In 2013, more than 400,000 children in Africa died because of complications resulting from Malaria. The majority of these victims were toddlers who had weak immune systems that could not handle bites from infected mosquitoes. With the recent Ebola outbreak in west Africa, the fight against Malaria might be hindered. There has been a priority in containing Ebola within Africa and preventing the disease from taking more lives in western countries. According to official statistics released by the World Health Organization, Ebola is blamed for taking hundreds of lives throughout Africa in recent years. Although tragic, such numbers are trivial compared to the staggering data on Malaria fatalities. Hopefully, the international medical community can prioritize treatment for diseases that truly pose serious threats for wiping out masses of innocent victims.

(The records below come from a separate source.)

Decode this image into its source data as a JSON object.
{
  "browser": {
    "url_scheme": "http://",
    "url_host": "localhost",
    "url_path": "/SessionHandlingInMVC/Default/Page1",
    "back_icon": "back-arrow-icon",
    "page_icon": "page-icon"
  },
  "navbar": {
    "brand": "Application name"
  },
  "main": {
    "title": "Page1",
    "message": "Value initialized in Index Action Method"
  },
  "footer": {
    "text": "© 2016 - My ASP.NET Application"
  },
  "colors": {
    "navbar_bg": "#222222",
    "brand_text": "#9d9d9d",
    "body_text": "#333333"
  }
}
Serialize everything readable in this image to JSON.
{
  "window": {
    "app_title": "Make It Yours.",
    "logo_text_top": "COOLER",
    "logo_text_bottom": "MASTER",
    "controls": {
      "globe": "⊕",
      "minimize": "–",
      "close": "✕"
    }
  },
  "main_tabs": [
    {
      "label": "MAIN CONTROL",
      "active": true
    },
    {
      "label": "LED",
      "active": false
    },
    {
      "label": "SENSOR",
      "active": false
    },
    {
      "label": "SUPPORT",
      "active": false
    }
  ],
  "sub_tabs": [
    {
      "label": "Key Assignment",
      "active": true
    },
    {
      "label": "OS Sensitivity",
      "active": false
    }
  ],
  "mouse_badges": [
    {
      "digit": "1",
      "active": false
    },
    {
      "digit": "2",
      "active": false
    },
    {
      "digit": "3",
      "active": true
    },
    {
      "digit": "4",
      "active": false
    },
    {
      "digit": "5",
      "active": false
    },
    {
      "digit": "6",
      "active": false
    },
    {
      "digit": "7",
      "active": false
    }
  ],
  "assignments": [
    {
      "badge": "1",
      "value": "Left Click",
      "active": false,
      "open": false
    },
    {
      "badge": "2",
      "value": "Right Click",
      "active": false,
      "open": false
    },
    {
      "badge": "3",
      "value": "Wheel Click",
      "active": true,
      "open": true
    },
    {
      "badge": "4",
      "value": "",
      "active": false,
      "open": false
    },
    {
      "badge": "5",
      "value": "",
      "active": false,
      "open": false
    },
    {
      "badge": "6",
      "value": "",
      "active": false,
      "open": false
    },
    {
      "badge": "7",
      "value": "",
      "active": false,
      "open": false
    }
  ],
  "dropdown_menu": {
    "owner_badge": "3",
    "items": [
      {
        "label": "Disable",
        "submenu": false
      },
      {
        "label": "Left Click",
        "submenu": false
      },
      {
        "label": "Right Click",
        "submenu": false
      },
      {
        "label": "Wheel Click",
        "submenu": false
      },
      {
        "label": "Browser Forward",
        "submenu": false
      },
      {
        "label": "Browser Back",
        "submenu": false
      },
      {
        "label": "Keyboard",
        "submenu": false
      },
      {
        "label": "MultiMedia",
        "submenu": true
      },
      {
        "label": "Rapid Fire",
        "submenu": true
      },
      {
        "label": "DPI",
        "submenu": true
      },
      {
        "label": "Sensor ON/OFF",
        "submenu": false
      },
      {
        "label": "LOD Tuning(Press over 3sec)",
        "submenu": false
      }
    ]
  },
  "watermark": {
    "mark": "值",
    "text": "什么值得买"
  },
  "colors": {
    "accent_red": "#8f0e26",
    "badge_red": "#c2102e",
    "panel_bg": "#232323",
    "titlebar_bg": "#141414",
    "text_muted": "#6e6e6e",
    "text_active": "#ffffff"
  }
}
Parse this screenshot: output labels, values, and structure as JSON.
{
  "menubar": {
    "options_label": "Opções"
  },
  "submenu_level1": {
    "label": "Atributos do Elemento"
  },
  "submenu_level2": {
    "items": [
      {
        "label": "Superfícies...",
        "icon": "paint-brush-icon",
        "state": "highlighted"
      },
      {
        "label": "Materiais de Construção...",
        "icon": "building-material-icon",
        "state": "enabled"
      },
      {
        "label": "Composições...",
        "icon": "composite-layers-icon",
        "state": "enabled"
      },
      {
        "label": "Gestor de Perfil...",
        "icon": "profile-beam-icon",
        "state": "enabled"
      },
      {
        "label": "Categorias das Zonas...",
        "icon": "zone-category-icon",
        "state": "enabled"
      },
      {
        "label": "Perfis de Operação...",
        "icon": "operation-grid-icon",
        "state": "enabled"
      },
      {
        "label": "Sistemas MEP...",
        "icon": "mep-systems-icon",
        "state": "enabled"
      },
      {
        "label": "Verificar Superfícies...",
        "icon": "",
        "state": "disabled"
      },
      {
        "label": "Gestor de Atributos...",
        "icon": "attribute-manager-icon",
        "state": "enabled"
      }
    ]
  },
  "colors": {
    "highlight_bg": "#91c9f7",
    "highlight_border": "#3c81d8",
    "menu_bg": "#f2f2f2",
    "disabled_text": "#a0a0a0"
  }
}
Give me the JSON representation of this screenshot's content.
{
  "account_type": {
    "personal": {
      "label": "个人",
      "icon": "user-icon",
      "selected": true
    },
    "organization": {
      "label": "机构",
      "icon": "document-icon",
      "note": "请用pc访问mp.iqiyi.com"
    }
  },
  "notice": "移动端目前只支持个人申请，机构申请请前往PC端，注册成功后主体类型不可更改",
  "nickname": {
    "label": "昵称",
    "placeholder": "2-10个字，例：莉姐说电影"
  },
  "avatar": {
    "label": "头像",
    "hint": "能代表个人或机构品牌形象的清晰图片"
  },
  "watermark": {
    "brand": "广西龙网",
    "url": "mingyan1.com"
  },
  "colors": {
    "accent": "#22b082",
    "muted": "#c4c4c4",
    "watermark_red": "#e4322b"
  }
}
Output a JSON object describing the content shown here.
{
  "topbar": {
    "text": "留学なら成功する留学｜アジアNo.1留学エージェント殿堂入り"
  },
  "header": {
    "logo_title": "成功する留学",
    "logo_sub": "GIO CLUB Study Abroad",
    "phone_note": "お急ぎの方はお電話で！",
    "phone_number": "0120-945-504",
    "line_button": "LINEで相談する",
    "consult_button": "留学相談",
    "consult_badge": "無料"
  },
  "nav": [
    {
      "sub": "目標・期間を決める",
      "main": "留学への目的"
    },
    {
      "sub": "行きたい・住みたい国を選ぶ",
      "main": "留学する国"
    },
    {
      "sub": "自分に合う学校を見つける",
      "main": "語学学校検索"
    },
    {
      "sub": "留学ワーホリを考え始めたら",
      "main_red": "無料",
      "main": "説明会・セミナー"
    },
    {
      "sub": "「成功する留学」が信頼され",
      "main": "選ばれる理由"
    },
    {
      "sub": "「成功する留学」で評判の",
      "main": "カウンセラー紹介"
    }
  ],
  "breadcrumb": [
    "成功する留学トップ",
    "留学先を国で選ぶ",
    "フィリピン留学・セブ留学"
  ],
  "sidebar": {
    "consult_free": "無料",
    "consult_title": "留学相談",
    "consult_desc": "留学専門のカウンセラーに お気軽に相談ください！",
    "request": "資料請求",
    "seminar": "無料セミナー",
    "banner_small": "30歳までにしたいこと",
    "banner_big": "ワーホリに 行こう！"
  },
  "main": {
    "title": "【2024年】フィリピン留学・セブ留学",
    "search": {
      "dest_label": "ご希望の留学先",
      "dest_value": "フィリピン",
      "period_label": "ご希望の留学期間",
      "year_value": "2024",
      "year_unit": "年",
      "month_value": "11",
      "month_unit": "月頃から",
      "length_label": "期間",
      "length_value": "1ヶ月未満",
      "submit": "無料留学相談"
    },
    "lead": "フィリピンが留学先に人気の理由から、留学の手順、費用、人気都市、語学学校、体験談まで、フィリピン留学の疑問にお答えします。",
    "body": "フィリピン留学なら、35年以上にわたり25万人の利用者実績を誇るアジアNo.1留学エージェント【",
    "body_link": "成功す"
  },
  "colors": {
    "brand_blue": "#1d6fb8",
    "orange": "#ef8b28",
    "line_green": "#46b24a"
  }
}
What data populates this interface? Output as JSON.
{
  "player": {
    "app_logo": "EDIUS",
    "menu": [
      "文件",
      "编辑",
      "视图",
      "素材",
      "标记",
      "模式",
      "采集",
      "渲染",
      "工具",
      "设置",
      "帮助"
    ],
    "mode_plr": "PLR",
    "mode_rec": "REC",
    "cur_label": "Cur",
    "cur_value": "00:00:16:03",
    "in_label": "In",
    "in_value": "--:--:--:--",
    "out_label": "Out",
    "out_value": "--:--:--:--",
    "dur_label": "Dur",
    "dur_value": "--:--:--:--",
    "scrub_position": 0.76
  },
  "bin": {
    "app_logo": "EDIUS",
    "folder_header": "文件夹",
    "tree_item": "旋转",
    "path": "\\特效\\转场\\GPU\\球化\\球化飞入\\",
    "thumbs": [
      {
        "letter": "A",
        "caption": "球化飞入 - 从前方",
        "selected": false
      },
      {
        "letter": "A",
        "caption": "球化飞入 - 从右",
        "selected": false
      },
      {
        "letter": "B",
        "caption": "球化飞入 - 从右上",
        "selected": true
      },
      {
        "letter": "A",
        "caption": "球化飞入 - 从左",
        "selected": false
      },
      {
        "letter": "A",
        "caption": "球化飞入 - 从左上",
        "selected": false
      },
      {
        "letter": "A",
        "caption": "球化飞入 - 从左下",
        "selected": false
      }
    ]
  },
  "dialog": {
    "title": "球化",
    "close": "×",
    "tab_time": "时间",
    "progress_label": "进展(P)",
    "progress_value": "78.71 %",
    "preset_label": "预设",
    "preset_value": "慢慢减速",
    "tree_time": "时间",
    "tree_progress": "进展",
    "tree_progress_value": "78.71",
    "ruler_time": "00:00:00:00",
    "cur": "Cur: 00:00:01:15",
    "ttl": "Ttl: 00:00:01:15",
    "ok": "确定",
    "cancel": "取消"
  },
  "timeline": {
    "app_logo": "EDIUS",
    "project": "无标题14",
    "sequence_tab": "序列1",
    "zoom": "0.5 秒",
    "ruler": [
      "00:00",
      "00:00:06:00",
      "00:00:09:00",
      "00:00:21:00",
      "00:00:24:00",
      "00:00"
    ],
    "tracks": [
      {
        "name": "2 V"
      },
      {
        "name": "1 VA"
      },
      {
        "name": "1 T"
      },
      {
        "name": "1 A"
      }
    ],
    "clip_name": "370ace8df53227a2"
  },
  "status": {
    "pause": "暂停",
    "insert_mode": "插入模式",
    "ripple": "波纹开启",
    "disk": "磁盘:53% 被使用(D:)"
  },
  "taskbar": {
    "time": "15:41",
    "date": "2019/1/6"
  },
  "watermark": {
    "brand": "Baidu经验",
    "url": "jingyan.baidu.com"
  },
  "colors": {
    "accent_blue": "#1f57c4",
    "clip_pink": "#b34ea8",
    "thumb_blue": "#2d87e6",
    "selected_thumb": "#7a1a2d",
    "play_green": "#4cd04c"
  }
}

has sickened people around the world for generations. The side effects of this disease include: gastroenteritis, flu-like symptoms, jaundice, convulsions, blood in urine, retinal damage, and, at times, death. There has yet to be a cure to malaria, which is caused by mosquito bites. There might finally be a drug compound that could possibly cure malaria. This is good enough news to tea me away from shopping on Qnet
Research doctors at St. Jude Children’s Research Hospital have been working tirelessly to perfect a molecule that will attack red blood cells infected with malaria. Plans are in the works to prepare the (+)-SJ733 compound for clinical trials. Only adult patients with malaria with be included in the first round of testing. Hopeful doctors predict that the (+)-SJ733 compound will slow the spread of malaria through the body.
The end goal is to have a cure that only requires one treatment and is not costly. Africa would benefit the most from a cure to malaria. The most malaria related deaths occur there and the most potential for lives to be saved lie in Africa.
The Middle East, Africa, and parts of Asia have very strict rules where women are concerned. Men feel that a woman must cover her entire body so she does not tempt men. Clothing choices are only a small portion of the struggles that women are facing overseas. Many stipulations are placed on the female gender on where they may go, whether they are allowed to work, and so on.
Women in Kenya are fighting the strains but put on them by men. Females who dare to try something new, like run for a political office are threatened with violence. Ladies in all types of clothing have to fear being raped. These women marched in a rally in hopes of bringing attention to these issues. Many similar cases are often seen in the news where a woman was beaten or raped because of a perceived overstepping of unspoken laws concerning females. The local governments need to step up and assist women in their fight for equality. Big thanks to friend of the site Marc Sparks for sharing this article with me!